Jakarta, – Polemik kebijakan baru pesan digital WhatsApp yang menuai kontroversi, tentu membuka mata kita soal bagaimana data pribadi kita dikelola, diolah dan seperti apa tingkat keamanannya ketika berada dipihak ke-3.
Chairman lembaga riset keamanan siber Indonesia CISSReC (Communication & Information System Security Research Center), Pratama Persadha menjelaskan, jika tingkat kerentanan data pengguna masih ada, walapun dilindungi dengan sistem enkripsi.
Baca juga: Hadang Kebijakan Baru WhatsApp, Melumat Data Pribadi Pengguna
“Buktinya, Facebook sendiri melayangkan tuntutan ke NSO sebuah perusahaan spyware asal Israel yang menjual dan mengembangkan malware Pegasus, yang memiliki kemampuan memata-mati smartphone melalui WhatsApp. Artinya kelemahan sebuah aplikasi selalu ada, meskipun sudah diperkuat dengan enkripsi. Karena sejatinya sebuah aplikasi terdiri dari banyak susunan materi teknologi tidak hanya enkripsi,” tuturnya, kepada Selular.

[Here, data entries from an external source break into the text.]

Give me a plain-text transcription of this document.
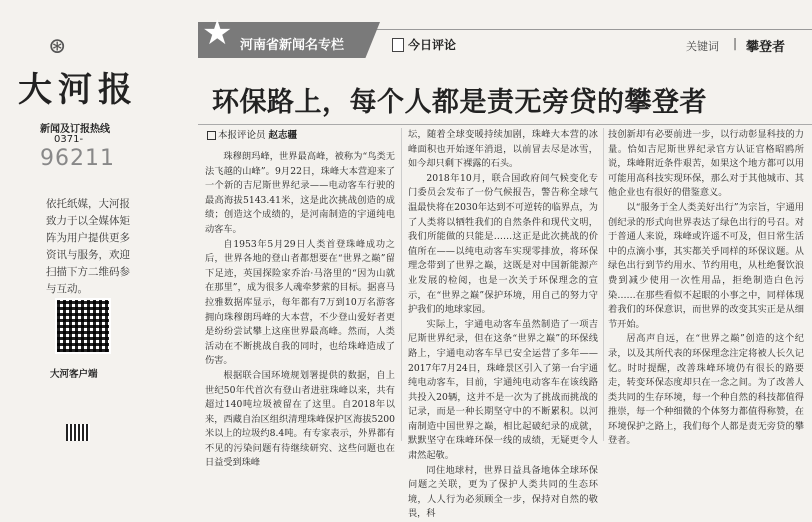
⊛
大河报
新闻及订报热线
0371-
96211
依托纸媒，大河报致力于以全媒体矩阵为用户提供更多资讯与服务，欢迎扫描下方二维码参与互动。
大河客户端
★ 河南省新闻名专栏	今日评论	关键词 | 攀登者
环保路上，每个人都是责无旁贷的攀登者
本报评论员 赵志疆

珠穆朗玛峰，世界最高峰，被称为“鸟类无法飞越的山峰”。9月22日，珠峰大本营迎来了一个新的吉尼斯世界纪录——电动客车行驶的最高海拔5143.41米，这是此次挑战创造的成绩；创造这个成绩的，是河南制造的宇通纯电动客车。

自1953年5月29日人类首登珠峰成功之后，世界各地的登山者都想要在“世界之巅”留下足迹，英国探险家乔治·马洛里的“因为山就在那里”，成为很多人魂牵梦萦的目标。据喜马拉雅数据库显示，每年都有7万到10万名游客拥向珠穆朗玛峰的大本营，不少登山爱好者更是纷纷尝试攀上这座世界最高峰。然而，人类活动在不断挑战自我的同时，也给珠峰造成了伤害。

根据联合国环境规划署提供的数据，自上世纪50年代首次有登山者进驻珠峰以来，共有超过140吨垃圾被留在了这里。自2018年以来，西藏自治区组织清理珠峰保护区海拔5200米以上的垃圾约8.4吨。有专家表示，外界都有不见的污染问题有待继续研究、这些问题也在日益受到珠峰

坛，随着全球变暖持续加剧，珠峰大本营的冰峰面积也开始逐年消退，以前冒去尽是冰雪，如今却只剩下裸露的石头。

2018年10月，联合国政府间气候变化专门委员会发布了一份气候报告，警告称全球气温最快将在2030年达到不可逆转的临界点，为了人类将以牺牲我们的自然条件和现代文明，我们所能做的只能是……这正是此次挑战的价值所在——以纯电动客车实现零排放，将环保理念带到了世界之巅，这既是对中国新能源产业发展的检阅，也是一次关于环保理念的宣示，在“世界之巅”保护环境，用自己的努力守护我们的地球家园。

实际上，宇通电动客车虽然制造了一项吉尼斯世界纪录，但在这条“世界之巅”的环保线路上，宇通电动客车早已安全运营了多年——2017年7月24日，珠峰景区引入了第一台宇通纯电动客车，目前，宇通纯电动客车在该线路共投入20辆，这并不是一次为了挑战而挑战的记录，而是一种长期坚守中的不断累积。以河南制造中国世界之巅，相比起破纪录的成就，默默坚守在珠峰环保一线的成绩，无疑更令人肃然起敬。

同住地球村，世界日益具备地体全球环保问题之关联，更为了保护人类共同的生态环境，人人行为必须顾全一步，保持对自然的敬畏，科

技创新却有必要前进一步，以行动彰显科技的力量。恰如吉尼斯世界纪录官方认证官格昭鸥所说，珠峰附近条件艰苦，如果这个地方都可以用可能用高科技实现环保，那么对于其他城市、其他企业也有很好的借鉴意义。

以“服务于全人类美好出行”为宗旨，宇通用创纪录的形式向世界表达了绿色出行的号召。对于普通人来说，珠峰或许遥不可及，但日常生活中的点滴小事，其实都关乎同样的环保议题。从绿色出行到节约用水、节约用电，从杜绝餐饮浪费到减少使用一次性用品，拒绝制造白色污染……在那些看似不起眼的小事之中，同样体现着我们的环保意识，而世界的改变其实正是从细节开始。

居高声自远，在“世界之巅”创造的这个纪录，以及其所代表的环保理念注定将被人长久记忆。时时提醒，改善珠峰环境仍有很长的路要走，转变环保态度却只在一念之间。为了改善人类共同的生存环境，每一个种自然的科技都值得推崇，每一个种细微的个体努力都值得称赞，在环境保护之路上，我们每个人都是责无旁贷的攀登者。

Kemudian Pratama mengungkapkan dalam persoalan WhatsApp yang ramai diperbincangkan ini, secara penggunaan untuk orang biasa tentu masih tergolong aman. Tetapi bagi pejabat negara maupun yang pekerjaannya berhubungan dengan rahasia negara, sebaiknya meninggalkan aplikasi pesan sejuta umat itu, dan kemudian mencari alternatif lain yang lebih aman.

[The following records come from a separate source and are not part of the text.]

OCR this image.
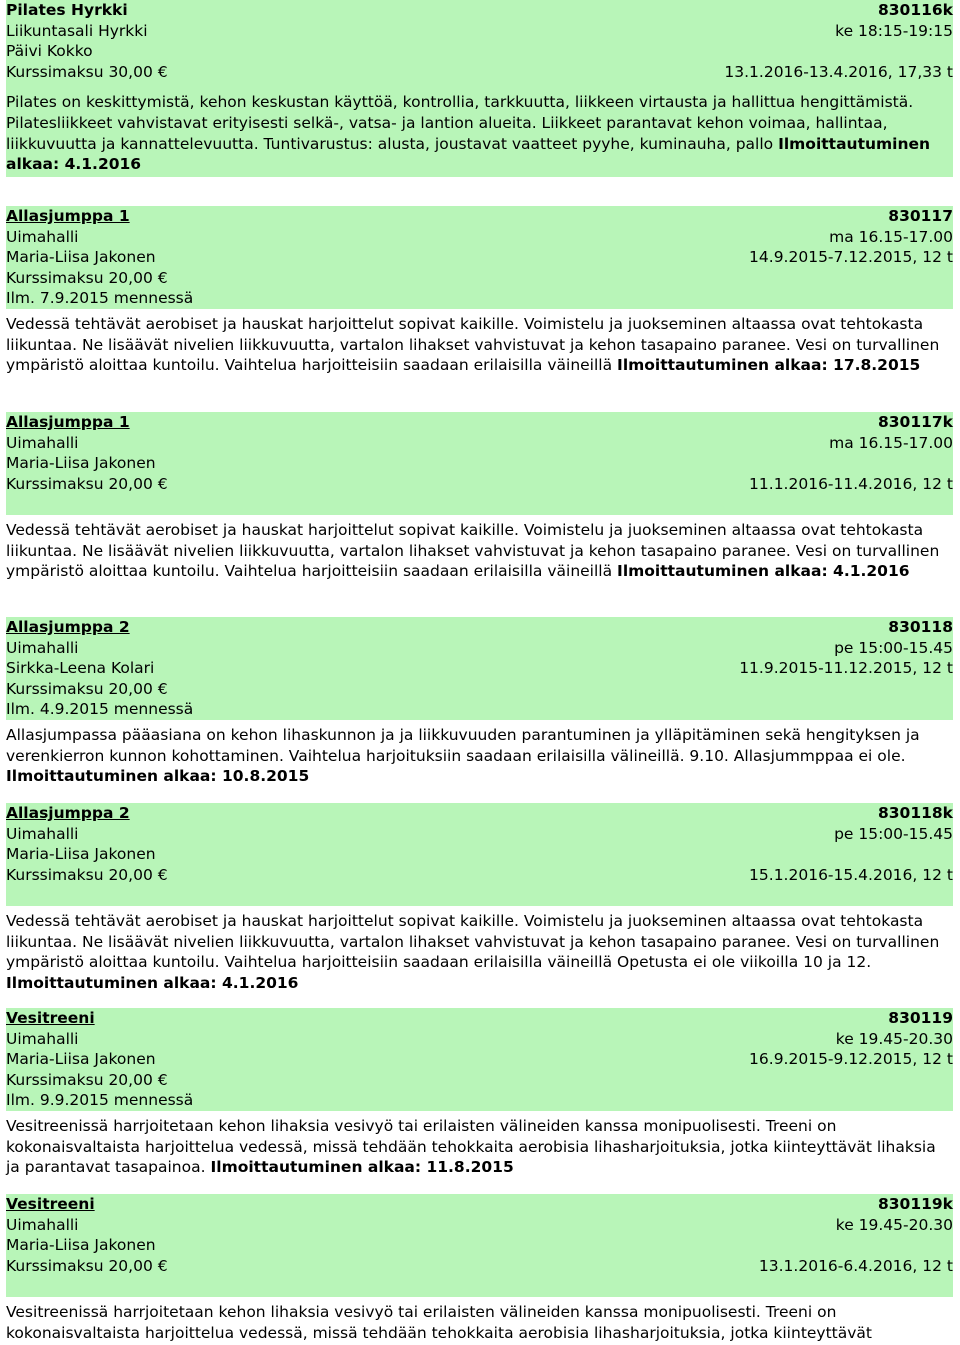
Pilates Hyrkki	830116k
Liikuntasali Hyrkki	ke 18:15-19:15
Päivi Kokko
Kurssimaksu 30,00 €	13.1.2016-13.4.2016, 17,33 t
Pilates on keskittymistä, kehon keskustan käyttöä, kontrollia, tarkkuutta, liikkeen virtausta ja hallittua hengittämistä. Pilatesliikkeet vahvistavat erityisesti selkä-, vatsa- ja lantion alueita. Liikkeet parantavat kehon voimaa, hallintaa, liikkuvuutta ja kannattelevuutta. Tuntivarustus: alusta, joustavat vaatteet pyyhe, kuminauha, pallo Ilmoittautuminen alkaa: 4.1.2016
Allasjumppa 1	830117
Uimahalli	ma 16.15-17.00
Maria-Liisa Jakonen	14.9.2015-7.12.2015, 12 t
Kurssimaksu 20,00 €
Ilm. 7.9.2015 mennessä
Vedessä tehtävät aerobiset ja hauskat harjoittelut sopivat kaikille. Voimistelu ja juokseminen altaassa ovat tehtokasta liikuntaa. Ne lisäävät nivelien liikkuvuutta, vartalon lihakset vahvistuvat ja kehon tasapaino paranee. Vesi on turvallinen ympäristö aloittaa kuntoilu. Vaihtelua harjoitteisiin saadaan erilaisilla väineillä Ilmoittautuminen alkaa: 17.8.2015
Allasjumppa 1	830117k
Uimahalli	ma 16.15-17.00
Maria-Liisa Jakonen
Kurssimaksu 20,00 €	11.1.2016-11.4.2016, 12 t
Vedessä tehtävät aerobiset ja hauskat harjoittelut sopivat kaikille. Voimistelu ja juokseminen altaassa ovat tehtokasta liikuntaa. Ne lisäävät nivelien liikkuvuutta, vartalon lihakset vahvistuvat ja kehon tasapaino paranee. Vesi on turvallinen ympäristö aloittaa kuntoilu. Vaihtelua harjoitteisiin saadaan erilaisilla väineillä Ilmoittautuminen alkaa: 4.1.2016
Allasjumppa 2	830118
Uimahalli	pe 15:00-15.45
Sirkka-Leena Kolari	11.9.2015-11.12.2015, 12 t
Kurssimaksu 20,00 €
Ilm. 4.9.2015 mennessä
Allasjumpassa pääasiana on kehon lihaskunnon ja ja liikkuvuuden parantuminen ja ylläpitäminen sekä hengityksen ja verenkierron kunnon kohottaminen. Vaihtelua harjoituksiin saadaan erilaisilla välineillä. 9.10. Allasjummppaa ei ole. Ilmoittautuminen alkaa: 10.8.2015
Allasjumppa 2	830118k
Uimahalli	pe 15:00-15.45
Maria-Liisa Jakonen
Kurssimaksu 20,00 €	15.1.2016-15.4.2016, 12 t
Vedessä tehtävät aerobiset ja hauskat harjoittelut sopivat kaikille. Voimistelu ja juokseminen altaassa ovat tehtokasta liikuntaa. Ne lisäävät nivelien liikkuvuutta, vartalon lihakset vahvistuvat ja kehon tasapaino paranee. Vesi on turvallinen ympäristö aloittaa kuntoilu. Vaihtelua harjoitteisiin saadaan erilaisilla väineillä Opetusta ei ole viikoilla 10 ja 12. Ilmoittautuminen alkaa: 4.1.2016
Vesitreeni	830119
Uimahalli	ke 19.45-20.30
Maria-Liisa Jakonen	16.9.2015-9.12.2015, 12 t
Kurssimaksu 20,00 €
Ilm. 9.9.2015 mennessä
Vesitreenissä harrjoitetaan kehon lihaksia vesivyö tai erilaisten välineiden kanssa monipuolisesti. Treeni on kokonaisvaltaista harjoittelua vedessä, missä tehdään tehokkaita aerobisia lihasharjoituksia, jotka kiinteyttävät lihaksia ja parantavat tasapainoa. Ilmoittautuminen alkaa: 11.8.2015
Vesitreeni	830119k
Uimahalli	ke 19.45-20.30
Maria-Liisa Jakonen
Kurssimaksu 20,00 €	13.1.2016-6.4.2016, 12 t
Vesitreenissä harrjoitetaan kehon lihaksia vesivyö tai erilaisten välineiden kanssa monipuolisesti. Treeni on kokonaisvaltaista harjoittelua vedessä, missä tehdään tehokkaita aerobisia lihasharjoituksia, jotka kiinteyttävät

“Banyak alternatif dari aplikasi dalam dan luar negeri yang bisa digunakan. Momentum ini seharusnya menjadi cambuk bagi pemerintah bahwa harus ada proyek besar untuk menghasilkan layanan email, chat dan medsos asli Indonesia,” tegasnya.
Kemudian juga diperlukan langkah untuk memperluas pusat data, agar data masyarakat Indonesia khususnya jangan terus dimanfaatkan asing tanpa kita lindungi dan tanpa kita dulang manfaatnya sama sekali.
Baca juga: RUU PDP Diminta Klasifikasikan Kriteria Hak Pengguna Data
Pratama menceritakan enkripsi yang melindungi data saat dikirimkan dari satu prangkat ke prangkat lain melewati proses enkrip dan dekrip. Namun data itu masih bisa diagregat untuk menghasilkan sebuah big data baru yang siap pakai.
“Misalnya ada digital marketer akan menjual produk kliennya yaitu sepatu sepak bola, maka iklan yang disetting pada FB akan mengarahkan orang-orang yang sedang mencari dan membicarakan sepatu sepak bola untuk melihat iklannya di FB, IG dan mungkin juga Youtube,” ceritanya.
“Ini yang dilakukan FB pada platform IG dan WA, pada intinya adalah mengetahui hal paling privasi dari seseorang yaitu interest, kecenderungan pada sesuatu baik produk, pilihan politik maupun hal lainnya,” tutup Pratama.